Entra in scena il complottista: «Chi ci assicura che le uova del nastro da cui il ministro ne prende una a caso non siano state prima controllate facendo un’ecografia o la Tac?» In un dibattito serio non può mancare la persona aggiornata: «Non gli fanno la Tac, ma la risonanza magnetica nucleare. Mio cognato ne aveva prenotata una, l’hanno rinviata di sei mesi, gli hanno detto che devono dare la precedenza alle uova». Si affaccia la padrona dell’albergo: «La cena è servita, stasera gara di frittate». Altro grande tema è stato il ritorno alla ribalta dei grandi vecchi e la cosa non può che farmi piacere essendo entrato a far parte della categoria. Nel mese di agosto i quotidiani facevano a gara per lanciare servizi su alcuni che sono diventati influencer e trendsetter. Penso che voglia dire che influenzano le opinioni e la moda.
Al festival di Venezia ha spopolato la coppia formata da Jane Fonda e Robert Redford. Sono tante le storie dei grandi vecchi che non si arrendono. Nello sport, per esempio, ma facendo gli opportuni controlli. C’è chi fa il furbo dichiarando: «Detengo il record mondiale dei 1500 metri per la categoria degli ultra 95enni», omettendo di aggiungere che è rimasto l’unico uomo al mondo a correre a quell’età. Un ex compagno di scuola mi ha segnalato l’ultra ottantenne che sta per laurearsi in lettere moderne, con una tesi sul poeta Ceccardo Roccatagliata Ceccardi. Ho voluto intervistarlo. «Perché proprio quest’autore?», è stata la mia prima domanda. «Cos’ha questo poeta di tanto speciale?». La sincerità della risposta mi ha commosso: «L’ho scelto perché il suo è l’unico nome che riesco a ricordare».
Sulle pagine di cronaca locale avevo pubblicato la storia del professore di filosofia che di pomeriggio faceva il ciabattino. Dopo l’uscita del servizio era stato licenziato dal liceo privato dove insegnava ma aveva moltiplicato le clienti che portavano nel suo negozio i figli a farsi risuolare le scarpe per scroccare un ripasso gratis nella sua materia.

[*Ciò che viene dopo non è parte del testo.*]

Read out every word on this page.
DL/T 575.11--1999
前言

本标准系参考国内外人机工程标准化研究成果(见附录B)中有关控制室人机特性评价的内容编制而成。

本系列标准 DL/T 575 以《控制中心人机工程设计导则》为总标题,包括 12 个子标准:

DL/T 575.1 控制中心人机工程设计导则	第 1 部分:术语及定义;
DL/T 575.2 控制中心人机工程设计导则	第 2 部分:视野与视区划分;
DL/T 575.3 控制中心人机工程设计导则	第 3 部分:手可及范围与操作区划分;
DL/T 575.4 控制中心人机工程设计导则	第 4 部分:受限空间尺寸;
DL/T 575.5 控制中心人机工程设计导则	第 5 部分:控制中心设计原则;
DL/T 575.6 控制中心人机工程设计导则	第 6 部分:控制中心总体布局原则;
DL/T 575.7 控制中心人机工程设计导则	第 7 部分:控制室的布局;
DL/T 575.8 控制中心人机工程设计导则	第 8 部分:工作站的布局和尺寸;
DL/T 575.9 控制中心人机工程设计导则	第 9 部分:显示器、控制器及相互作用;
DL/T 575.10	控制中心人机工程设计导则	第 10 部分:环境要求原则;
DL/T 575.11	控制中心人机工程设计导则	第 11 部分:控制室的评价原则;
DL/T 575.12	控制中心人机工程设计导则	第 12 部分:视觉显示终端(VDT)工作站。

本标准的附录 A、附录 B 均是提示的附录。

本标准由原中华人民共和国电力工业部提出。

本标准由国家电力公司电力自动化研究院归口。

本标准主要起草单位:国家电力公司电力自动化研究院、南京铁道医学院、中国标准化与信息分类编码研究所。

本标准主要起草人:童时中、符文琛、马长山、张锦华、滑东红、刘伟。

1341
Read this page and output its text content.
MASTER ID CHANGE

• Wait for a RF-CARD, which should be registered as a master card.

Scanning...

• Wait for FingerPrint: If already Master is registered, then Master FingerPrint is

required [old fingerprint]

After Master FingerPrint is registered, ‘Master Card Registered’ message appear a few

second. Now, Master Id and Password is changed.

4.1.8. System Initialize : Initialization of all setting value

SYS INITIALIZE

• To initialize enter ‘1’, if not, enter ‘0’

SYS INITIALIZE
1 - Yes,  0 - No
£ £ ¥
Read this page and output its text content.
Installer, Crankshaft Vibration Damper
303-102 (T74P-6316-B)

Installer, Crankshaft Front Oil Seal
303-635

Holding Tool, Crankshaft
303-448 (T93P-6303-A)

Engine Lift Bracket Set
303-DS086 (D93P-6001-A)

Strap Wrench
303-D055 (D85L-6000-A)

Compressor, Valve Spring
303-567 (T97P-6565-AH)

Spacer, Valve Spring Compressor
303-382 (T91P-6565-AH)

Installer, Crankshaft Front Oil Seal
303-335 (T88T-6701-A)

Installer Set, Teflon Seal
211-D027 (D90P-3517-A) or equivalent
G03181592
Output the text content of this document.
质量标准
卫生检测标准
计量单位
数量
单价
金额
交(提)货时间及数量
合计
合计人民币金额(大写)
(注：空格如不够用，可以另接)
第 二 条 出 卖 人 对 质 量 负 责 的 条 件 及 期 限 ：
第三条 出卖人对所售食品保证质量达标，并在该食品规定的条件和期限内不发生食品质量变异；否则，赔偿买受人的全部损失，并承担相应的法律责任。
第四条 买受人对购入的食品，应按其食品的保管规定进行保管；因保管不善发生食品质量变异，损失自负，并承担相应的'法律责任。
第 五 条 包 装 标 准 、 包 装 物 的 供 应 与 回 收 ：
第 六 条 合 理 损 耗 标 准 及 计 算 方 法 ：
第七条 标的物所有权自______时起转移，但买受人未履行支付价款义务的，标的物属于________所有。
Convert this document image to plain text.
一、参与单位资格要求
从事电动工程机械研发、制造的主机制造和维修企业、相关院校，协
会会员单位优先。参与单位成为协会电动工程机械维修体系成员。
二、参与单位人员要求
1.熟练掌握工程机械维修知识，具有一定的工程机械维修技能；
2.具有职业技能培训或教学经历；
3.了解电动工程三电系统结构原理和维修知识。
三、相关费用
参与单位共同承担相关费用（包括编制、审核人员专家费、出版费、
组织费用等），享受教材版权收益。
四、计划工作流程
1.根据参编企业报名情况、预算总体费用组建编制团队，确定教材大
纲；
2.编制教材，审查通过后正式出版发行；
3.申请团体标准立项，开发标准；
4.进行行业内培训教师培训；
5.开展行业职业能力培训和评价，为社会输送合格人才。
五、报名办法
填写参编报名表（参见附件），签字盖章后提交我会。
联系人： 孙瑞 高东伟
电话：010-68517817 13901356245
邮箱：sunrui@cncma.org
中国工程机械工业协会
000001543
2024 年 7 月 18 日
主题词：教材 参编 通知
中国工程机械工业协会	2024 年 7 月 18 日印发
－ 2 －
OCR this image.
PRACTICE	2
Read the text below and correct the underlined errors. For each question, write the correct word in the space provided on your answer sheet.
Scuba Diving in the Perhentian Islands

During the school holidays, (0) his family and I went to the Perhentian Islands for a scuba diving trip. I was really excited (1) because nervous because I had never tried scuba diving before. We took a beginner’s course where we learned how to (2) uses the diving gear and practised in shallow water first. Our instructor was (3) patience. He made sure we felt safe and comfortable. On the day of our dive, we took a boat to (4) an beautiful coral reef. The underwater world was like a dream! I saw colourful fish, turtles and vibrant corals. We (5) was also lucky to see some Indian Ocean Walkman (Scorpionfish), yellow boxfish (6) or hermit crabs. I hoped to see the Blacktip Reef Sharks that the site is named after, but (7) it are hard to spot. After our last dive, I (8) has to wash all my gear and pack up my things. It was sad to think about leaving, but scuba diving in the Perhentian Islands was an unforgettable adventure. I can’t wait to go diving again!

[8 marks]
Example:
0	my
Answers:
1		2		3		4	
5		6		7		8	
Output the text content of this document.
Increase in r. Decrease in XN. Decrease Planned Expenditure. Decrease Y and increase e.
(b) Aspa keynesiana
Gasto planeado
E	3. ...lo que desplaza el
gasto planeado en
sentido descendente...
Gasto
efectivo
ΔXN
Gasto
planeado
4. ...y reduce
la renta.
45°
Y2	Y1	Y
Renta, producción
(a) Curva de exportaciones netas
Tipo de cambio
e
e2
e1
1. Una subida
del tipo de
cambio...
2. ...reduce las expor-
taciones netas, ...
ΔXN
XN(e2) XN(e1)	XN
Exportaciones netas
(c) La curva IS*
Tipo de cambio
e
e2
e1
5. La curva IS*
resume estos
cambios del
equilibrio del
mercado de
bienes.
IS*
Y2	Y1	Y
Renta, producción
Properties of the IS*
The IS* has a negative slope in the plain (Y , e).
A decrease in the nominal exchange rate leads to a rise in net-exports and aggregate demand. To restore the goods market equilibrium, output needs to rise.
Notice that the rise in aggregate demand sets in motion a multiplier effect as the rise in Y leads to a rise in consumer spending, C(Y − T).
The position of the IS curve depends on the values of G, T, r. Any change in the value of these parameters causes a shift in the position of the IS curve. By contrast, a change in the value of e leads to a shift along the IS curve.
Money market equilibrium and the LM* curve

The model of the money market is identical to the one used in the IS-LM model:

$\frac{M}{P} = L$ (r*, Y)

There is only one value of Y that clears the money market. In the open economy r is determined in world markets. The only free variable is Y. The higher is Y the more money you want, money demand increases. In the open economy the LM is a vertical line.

Ci sono i collezionisti delle cose più strane, come l’amico che mi ha invitato a cena per mostrarmi la sua raccolta di tessere di socio onorario di circoli, confraternite (della trippa, del bollito misto, del baccalà) e associazioni. Fra queste, gli amici delle Bollicine, del Museo Ferroviario, del Museo del Grande Torino, del circolo della magia. Secondo lui basta poco per meritarsi la tessera di socio onorario. «Tieni una conferenza nella loro sede, partecipi a una premiazione, accetti di far parte di una giuria, e arriva la nomina».
Preferisco coloro che tentano un’impresa giudicata impossibile, come quella di un novantenne decano del parapendio. Gli credevo sulla parola ma lui aveva voluto esibirsi in un lancio dimostrativo. La discesa era andata bene fino a pochi metri dal prato, quando un’improvvisa e rabbiosa folata di vento aveva spinto il trabiccolo a stamparsi contro un muretto di pietra. Da principio sembrava che il vecchio Icaro se la fosse cavata con un paio di fratture agli arti e un grande ematoma in fronte. Portato in pronto soccorso, nella notte erano sorte complicazioni cardiache. Una folla commossa ha preso parte al suo funerale.